Feralan screamed in considerable pain.
So Vae teleported her friends away.
(Phaniet asked, “And what of the elementals?” We have no certain idea, but they most likely disrupted the delicate negotiations even more, if not actually slaughtering all the negotiators and launching that hate-war.)
Feralan had broken his leg in the fall. Everyprime else was rather shaken and bruised and bumped, and, of course, still hungry.
Vae: “The vast sorrow is on me, that a simple begging for dinner has become a caustic green slime and slipped through my claws!”
Feralan: “My leg, my leg, my leg!”
Vae: “The bone-fixing I can put in it.”"
Windigar: “Sythyry says that your healing spells hurt a lot. Let’s see if we can’t get to a proper city with a proper Healer’s Guild on it and get a proper bone-setting spell put on it?
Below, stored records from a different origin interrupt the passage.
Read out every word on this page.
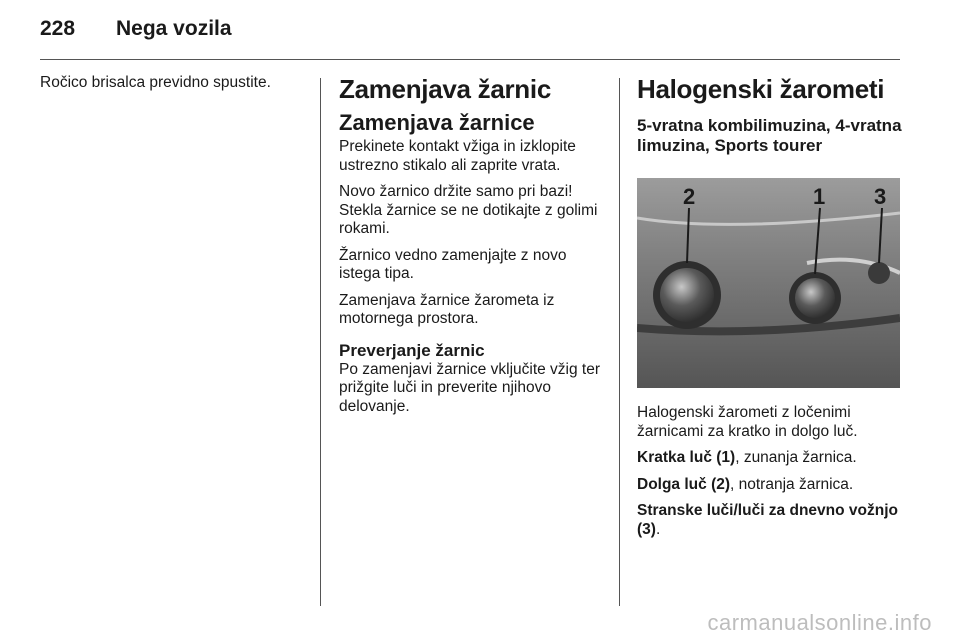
228	Nega vozila

Ročico brisalca previdno spustite.	Zamenjava žarnic
Zamenjava žarnice

Prekinete kontakt vžiga in izklopite ustrezno stikalo ali zaprite vrata.

Novo žarnico držite samo pri bazi! Stekla žarnice se ne dotikajte z golimi rokami.

Žarnico vedno zamenjajte z novo istega tipa.

Zamenjava žarnice žarometa iz motornega prostora.

Preverjanje žarnic

Po zamenjavi žarnice vključite vžig ter prižgite luči in preverite njihovo delovanje.

Halogenski žarometi
5-vratna kombilimuzina, 4-vratna limuzina, Sports tourer
2	1 3

Halogenski žarometi z ločenimi žarnicami za kratko in dolgo luč.

Kratka luč (1), zunanja žarnica.

Dolga luč (2), notranja žarnica.

Stranske luči/luči za dnevno vožnjo (3).

carmanualsonline.info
Feralan’s miserable enough as it is; let’s at least give him a chance to avoid further torture.”
Vae: (expressed considerable and extensive apologies and sorries; she’s pretty sure she’s being awful, but she can’t help it.)
Feralan: “Never mind that, please, Vae. Please just take us somewhere I can get healed up and get our watch and go home, so you can stop being so awful any more today.”
Vae: “The swiftness shall I bring us there with!”
I’m afraid Feralan growing up to be an adventurer, if he’s already diplomacying at the nendrai so thoroughly — when he’s in pain, and scared half out of his mind for good reasons.